Essere protagonisti della costruzione di un sistema solidale, richiede la capacità di andare oltre l'erogazione di servizio, di essere il momento di pratiche altre, di essere il luogo in cui si osserva il sistema sociale da una diversa prospettiva.

Ripensare la solidarietà (parte del titolo di un libro di Caritas Italiana e Gruppo Abele del 1995) ci chiede veramente di praticarla e al tempo stesso costruire il sistema sociale, le sue relazioni (economiche, culturali, sociali, personali), nell'ottica di una solidarietà diffusa e pratica, che aiuti a fare esperienze, non a chiudersi nel fortino delle nostre certezze e paure.

Ripensare la cultura di pace, significa non solo fare le marce della pace, non solo firmare petizioni contro gli F35, ma lottare costantemente, suscitando sempre nuovi conflitti, per un superamento altro delle ingiustizie e delle contraddizioni sociali, nelle quali lasciamo crescere disuguaglianza ed emarginazione.

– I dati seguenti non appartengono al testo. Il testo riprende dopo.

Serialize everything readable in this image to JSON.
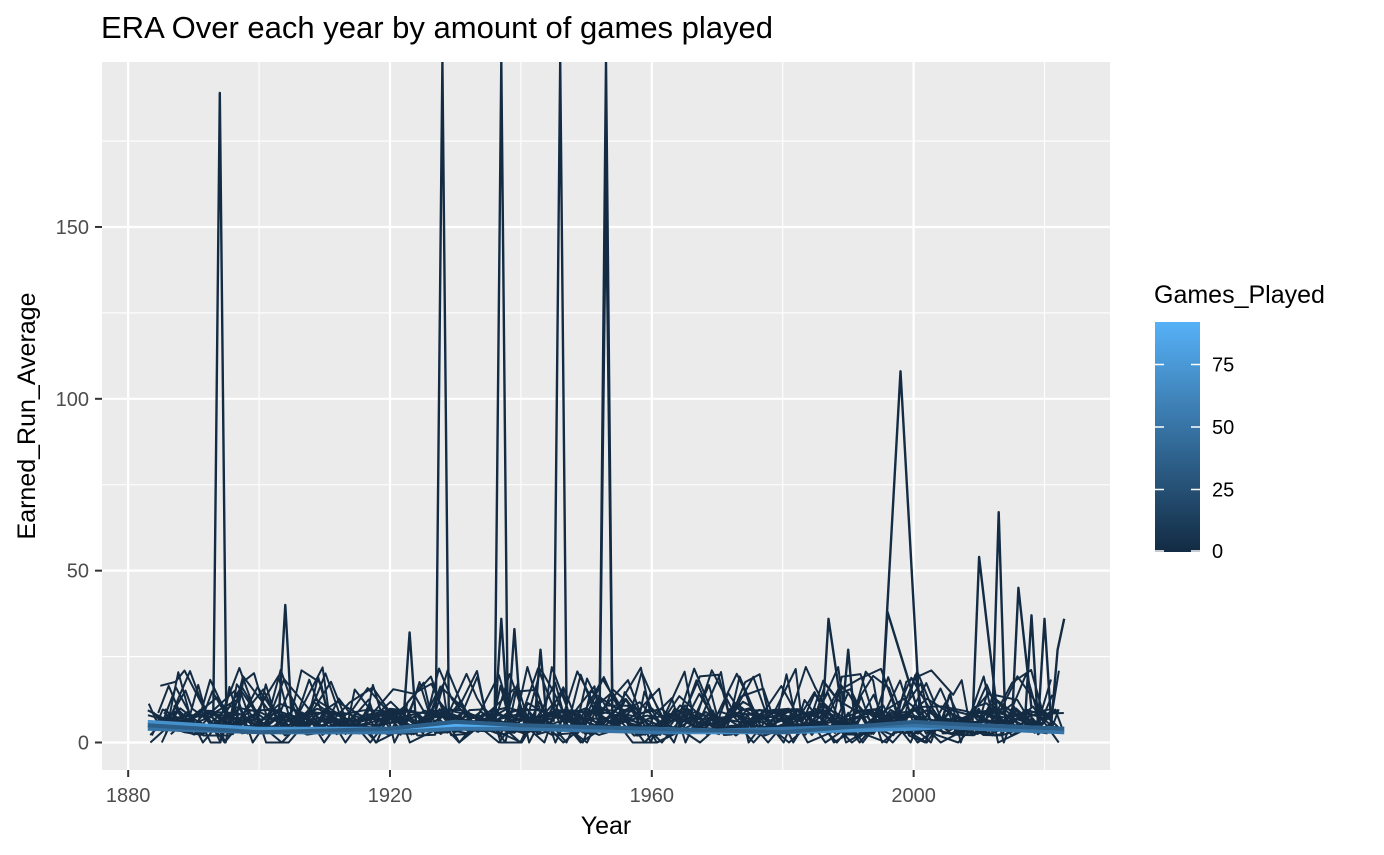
{
  "chart_data": {
    "type": "line",
    "title": "ERA Over each year by amount of games played",
    "xlabel": "Year",
    "ylabel": "Earned_Run_Average",
    "xlim": [
      1876,
      2030
    ],
    "ylim": [
      -8,
      198
    ],
    "x_ticks": [
      1880,
      1920,
      1960,
      2000
    ],
    "y_ticks": [
      0,
      50,
      100,
      150
    ],
    "grid": true,
    "legend": {
      "title": "Games_Played",
      "placement": "right",
      "type": "colorbar",
      "range": [
        0,
        92
      ],
      "ticks": [
        0,
        25,
        50,
        75
      ],
      "colors": [
        "#132b43",
        "#56b1f7"
      ]
    },
    "spikes": [
      {
        "x": [
          1893,
          1894,
          1895
        ],
        "y": [
          8,
          189,
          6
        ]
      },
      {
        "x": [
          1903,
          1904,
          1905
        ],
        "y": [
          7,
          40,
          6
        ]
      },
      {
        "x": [
          1922,
          1923,
          1924
        ],
        "y": [
          5,
          32,
          5
        ]
      },
      {
        "x": [
          1927,
          1928,
          1929
        ],
        "y": [
          8,
          198,
          5
        ]
      },
      {
        "x": [
          1936,
          1937,
          1938
        ],
        "y": [
          6,
          198,
          5
        ]
      },
      {
        "x": [
          1936,
          1937,
          1938
        ],
        "y": [
          5,
          36,
          7
        ]
      },
      {
        "x": [
          1938,
          1939,
          1940
        ],
        "y": [
          5,
          33,
          6
        ]
      },
      {
        "x": [
          1942,
          1943,
          1944
        ],
        "y": [
          4,
          27,
          5
        ]
      },
      {
        "x": [
          1945,
          1946,
          1947
        ],
        "y": [
          6,
          198,
          5
        ]
      },
      {
        "x": [
          1952,
          1953,
          1954
        ],
        "y": [
          6,
          198,
          5
        ]
      },
      {
        "x": [
          1952,
          1953,
          1954
        ],
        "y": [
          5,
          162,
          6
        ]
      },
      {
        "x": [
          1986,
          1987,
          1989
        ],
        "y": [
          5,
          36,
          10
        ]
      },
      {
        "x": [
          1989,
          1990,
          1991
        ],
        "y": [
          6,
          27,
          6
        ]
      },
      {
        "x": [
          1995,
          1996,
          2001
        ],
        "y": [
          5,
          38,
          7
        ]
      },
      {
        "x": [
          1995,
          1998,
          2001
        ],
        "y": [
          6,
          108,
          6
        ]
      },
      {
        "x": [
          2009,
          2010,
          2013
        ],
        "y": [
          6,
          54,
          5
        ]
      },
      {
        "x": [
          2012,
          2013,
          2014
        ],
        "y": [
          5,
          67,
          6
        ]
      },
      {
        "x": [
          2015,
          2016,
          2018
        ],
        "y": [
          5,
          45,
          10
        ]
      },
      {
        "x": [
          2017,
          2018,
          2019
        ],
        "y": [
          6,
          37,
          5
        ]
      },
      {
        "x": [
          2019,
          2020,
          2021
        ],
        "y": [
          5,
          36,
          6
        ]
      },
      {
        "x": [
          2021,
          2022,
          2023
        ],
        "y": [
          5,
          27,
          36
        ]
      }
    ],
    "baseline": [
      {
        "x": [
          1883,
          1900,
          1920,
          1930,
          1940,
          1960,
          1980,
          2000,
          2010,
          2023
        ],
        "y": [
          5,
          3,
          3,
          5,
          4,
          4,
          3,
          5,
          4,
          3
        ],
        "games": 90
      },
      {
        "x": [
          1883,
          1900,
          1920,
          1930,
          1940,
          1960,
          1980,
          2000,
          2010,
          2023
        ],
        "y": [
          6,
          4,
          4,
          6,
          5,
          3,
          3,
          4,
          5,
          4
        ],
        "games": 70
      },
      {
        "x": [
          1883,
          1900,
          1920,
          1930,
          1940,
          1960,
          1980,
          2000,
          2010,
          2023
        ],
        "y": [
          4,
          3,
          3,
          4,
          4,
          3,
          4,
          5,
          4,
          3
        ],
        "games": 50
      },
      {
        "x": [
          1883,
          1900,
          1920,
          1930,
          1940,
          1960,
          1980,
          2000,
          2010,
          2023
        ],
        "y": [
          5,
          3,
          4,
          6,
          5,
          4,
          3,
          6,
          5,
          4
        ],
        "games": 35
      }
    ]
  }
}
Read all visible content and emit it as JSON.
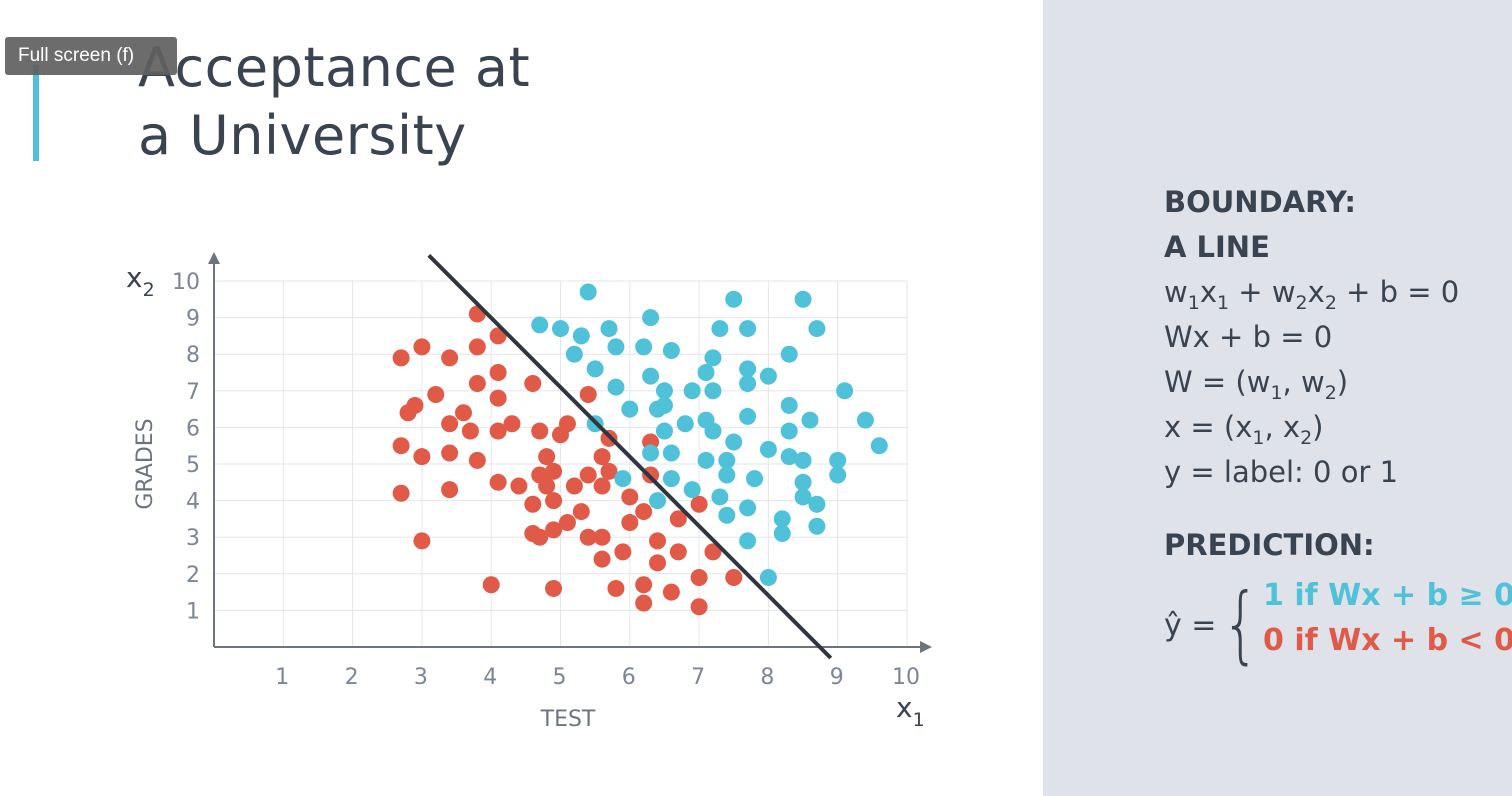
{
  "tooltip": "Full screen (f)",
  "slide": {
    "title_line1": "Acceptance at",
    "title_line2": "a University",
    "colors": {
      "accent": "#4fc1d8",
      "positive": "#4fc1d8",
      "negative": "#e05a47",
      "text": "#3a4350",
      "panel_bg": "#dfe2e9"
    }
  },
  "panel": {
    "boundary_heading_1": "BOUNDARY:",
    "boundary_heading_2": "A LINE",
    "eq1": [
      "w",
      "1",
      "x",
      "1",
      " + w",
      "2",
      "x",
      "2",
      " + b = 0"
    ],
    "eq2": "Wx + b = 0",
    "eq3": [
      "W = (w",
      "1",
      ", w",
      "2",
      ")"
    ],
    "eq4": [
      "x = (x",
      "1",
      ", x",
      "2",
      ")"
    ],
    "eq5": "y = label: 0 or 1",
    "prediction_heading": "PREDICTION:",
    "yhat": "ŷ =",
    "case_accept": "1 if Wx + b ≥ 0",
    "case_reject": "0 if Wx + b < 0"
  },
  "chart_data": {
    "type": "scatter",
    "xlabel": "TEST",
    "ylabel": "GRADES",
    "x_axis_var": "x",
    "x_axis_sub": "1",
    "y_axis_var": "x",
    "y_axis_sub": "2",
    "xlim": [
      0,
      10
    ],
    "ylim": [
      0,
      10
    ],
    "xticks": [
      "1",
      "2",
      "3",
      "4",
      "5",
      "6",
      "7",
      "8",
      "9",
      "10"
    ],
    "yticks": [
      "1",
      "2",
      "3",
      "4",
      "5",
      "6",
      "7",
      "8",
      "9",
      "10"
    ],
    "grid": true,
    "boundary_line": {
      "from": [
        3.1,
        10.7
      ],
      "to": [
        8.9,
        -0.3
      ]
    },
    "series": [
      {
        "color": "#e05a47",
        "points": [
          [
            2.7,
            7.9
          ],
          [
            3.0,
            8.2
          ],
          [
            3.4,
            7.9
          ],
          [
            3.8,
            8.2
          ],
          [
            3.8,
            9.1
          ],
          [
            4.1,
            8.5
          ],
          [
            2.8,
            6.4
          ],
          [
            2.9,
            6.6
          ],
          [
            3.2,
            6.9
          ],
          [
            3.4,
            6.1
          ],
          [
            3.6,
            6.4
          ],
          [
            3.7,
            5.9
          ],
          [
            3.8,
            7.2
          ],
          [
            4.1,
            7.5
          ],
          [
            4.1,
            6.8
          ],
          [
            4.1,
            5.9
          ],
          [
            4.3,
            6.1
          ],
          [
            4.6,
            7.2
          ],
          [
            2.7,
            5.5
          ],
          [
            3.0,
            5.2
          ],
          [
            3.4,
            5.3
          ],
          [
            3.8,
            5.1
          ],
          [
            4.1,
            4.5
          ],
          [
            4.4,
            4.4
          ],
          [
            4.7,
            5.9
          ],
          [
            4.8,
            5.2
          ],
          [
            5.0,
            5.8
          ],
          [
            5.1,
            6.1
          ],
          [
            2.7,
            4.2
          ],
          [
            3.4,
            4.3
          ],
          [
            4.7,
            4.7
          ],
          [
            4.8,
            4.4
          ],
          [
            4.9,
            4.8
          ],
          [
            4.9,
            4.0
          ],
          [
            5.2,
            4.4
          ],
          [
            5.4,
            4.7
          ],
          [
            5.6,
            4.4
          ],
          [
            5.6,
            5.2
          ],
          [
            5.7,
            5.7
          ],
          [
            5.7,
            4.8
          ],
          [
            5.4,
            6.9
          ],
          [
            6.0,
            4.1
          ],
          [
            6.3,
            4.7
          ],
          [
            6.3,
            5.6
          ],
          [
            6.2,
            3.7
          ],
          [
            3.0,
            2.9
          ],
          [
            4.6,
            3.1
          ],
          [
            4.7,
            3.0
          ],
          [
            4.6,
            3.9
          ],
          [
            4.9,
            3.2
          ],
          [
            5.1,
            3.4
          ],
          [
            5.3,
            3.7
          ],
          [
            5.4,
            3.0
          ],
          [
            5.6,
            3.0
          ],
          [
            5.6,
            2.4
          ],
          [
            5.9,
            2.6
          ],
          [
            6.0,
            3.4
          ],
          [
            6.4,
            2.9
          ],
          [
            6.4,
            2.3
          ],
          [
            6.7,
            2.6
          ],
          [
            6.7,
            3.5
          ],
          [
            7.0,
            3.9
          ],
          [
            7.2,
            2.6
          ],
          [
            4.0,
            1.7
          ],
          [
            4.9,
            1.6
          ],
          [
            5.8,
            1.6
          ],
          [
            6.2,
            1.7
          ],
          [
            6.2,
            1.2
          ],
          [
            6.6,
            1.5
          ],
          [
            7.0,
            1.9
          ],
          [
            7.0,
            1.1
          ],
          [
            7.5,
            1.9
          ]
        ]
      },
      {
        "color": "#4fc1d8",
        "points": [
          [
            5.4,
            9.7
          ],
          [
            7.5,
            9.5
          ],
          [
            8.5,
            9.5
          ],
          [
            4.7,
            8.8
          ],
          [
            5.0,
            8.7
          ],
          [
            5.3,
            8.5
          ],
          [
            5.7,
            8.7
          ],
          [
            6.3,
            9.0
          ],
          [
            7.3,
            8.7
          ],
          [
            7.7,
            8.7
          ],
          [
            8.7,
            8.7
          ],
          [
            5.2,
            8.0
          ],
          [
            5.5,
            7.6
          ],
          [
            5.8,
            8.2
          ],
          [
            6.2,
            8.2
          ],
          [
            6.6,
            8.1
          ],
          [
            7.2,
            7.9
          ],
          [
            7.1,
            7.5
          ],
          [
            7.7,
            7.6
          ],
          [
            8.3,
            8.0
          ],
          [
            8.0,
            7.4
          ],
          [
            5.8,
            7.1
          ],
          [
            6.3,
            7.4
          ],
          [
            6.5,
            7.0
          ],
          [
            6.9,
            7.0
          ],
          [
            7.2,
            7.0
          ],
          [
            7.7,
            7.2
          ],
          [
            9.1,
            7.0
          ],
          [
            6.0,
            6.5
          ],
          [
            6.4,
            6.5
          ],
          [
            6.5,
            6.6
          ],
          [
            7.1,
            6.2
          ],
          [
            7.7,
            6.3
          ],
          [
            8.3,
            6.6
          ],
          [
            8.6,
            6.2
          ],
          [
            9.4,
            6.2
          ],
          [
            5.5,
            6.1
          ],
          [
            6.5,
            5.9
          ],
          [
            6.8,
            6.1
          ],
          [
            7.2,
            5.9
          ],
          [
            7.5,
            5.6
          ],
          [
            8.3,
            5.9
          ],
          [
            8.0,
            5.4
          ],
          [
            9.6,
            5.5
          ],
          [
            6.3,
            5.3
          ],
          [
            6.6,
            5.3
          ],
          [
            7.1,
            5.1
          ],
          [
            7.4,
            5.1
          ],
          [
            8.3,
            5.2
          ],
          [
            8.5,
            5.1
          ],
          [
            9.0,
            5.1
          ],
          [
            9.0,
            4.7
          ],
          [
            5.9,
            4.6
          ],
          [
            6.6,
            4.6
          ],
          [
            6.9,
            4.3
          ],
          [
            7.4,
            4.7
          ],
          [
            7.8,
            4.6
          ],
          [
            8.5,
            4.5
          ],
          [
            8.5,
            4.1
          ],
          [
            8.7,
            3.9
          ],
          [
            6.4,
            4.0
          ],
          [
            7.3,
            4.1
          ],
          [
            7.4,
            3.6
          ],
          [
            7.7,
            3.8
          ],
          [
            8.2,
            3.5
          ],
          [
            8.7,
            3.3
          ],
          [
            7.7,
            2.9
          ],
          [
            8.2,
            3.1
          ],
          [
            8.0,
            1.9
          ]
        ]
      }
    ]
  }
}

Alcune elementi dell'esperienza della Casa di Accoglienza

Mi piace sottolineare alcuni percorsi che alla Casa di Accoglienza cerchiamo di sperimentare, all'interno delle nostre contraddizioni culturali e politiche:

  • Sperimentare e conoscere: incontro con l'alterità

  • Sospendere il giudizio

  • Le regole e il rispetto reciproco, come queste si declinano all'interno delle disuguaglianze strutturali, delle quali non possiamo non tenerne conto e che vanno riconosciute e nominate.

  • Il pregiudizio: accoglimento e riconoscimento del pregiudizio, non come colpevolizzazione moralistica, ma come percorso per riuscire ad andare oltre, in un processo di conoscenza, sospensione del giudizio e consapevolezza delle disuguaglianze strutturali esistenti.